Eskelin then formed his current trio with accordion and sampler whiz Andrea Parkins and the inimitable Jim Black on drums. It is Eskelin's primary working band and will celebrate its tenth anniversary this March. Its seventh release, Arcanum Moderne (hatOLOGY), was released earlier this year and documents the band in peak form, their years of playing together evident in their fluidity moving from supporting to soloing in any given tune. Eskelin likens the approach of the trio to juggling, "taking three people and making it seem like a whole lot more is going on than really is." He started the band to explore playing with a chordal instrument, while staying away from known entities like guitar or piano. Accordion first filled that role, which later expanded with Parkins' sampler playing, as the idea for the band also expanded.
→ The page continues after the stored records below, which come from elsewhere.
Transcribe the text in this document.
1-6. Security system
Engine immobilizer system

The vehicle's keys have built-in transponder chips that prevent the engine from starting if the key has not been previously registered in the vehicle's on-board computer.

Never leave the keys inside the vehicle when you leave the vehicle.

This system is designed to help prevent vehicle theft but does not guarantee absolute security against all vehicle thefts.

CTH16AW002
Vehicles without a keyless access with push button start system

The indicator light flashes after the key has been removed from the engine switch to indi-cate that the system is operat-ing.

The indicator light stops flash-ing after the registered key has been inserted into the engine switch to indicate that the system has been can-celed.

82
"I have a very, very clear idea of what I'm after all the time," Eskelin says. "I guess I'm setting the stage for things to happen and I have specific elements involved in that equation." He says he's like a director setting the scene and giving the musicians freedom to explore within the given parameters of a song. "I like to write because it gives me a chance to really ensure that each piece has its own concept, its own idea, its own sound and is fairly distinct from every other piece," Eskelin says. He writes simply and clearly to provoke rhythmic or harmonic ideas that would not ordinarily occur in a truly "free" improvisation. But Eskelin admits that he is writing less for this band and moving towards complete improvisation, which he feels the band could do convincingly.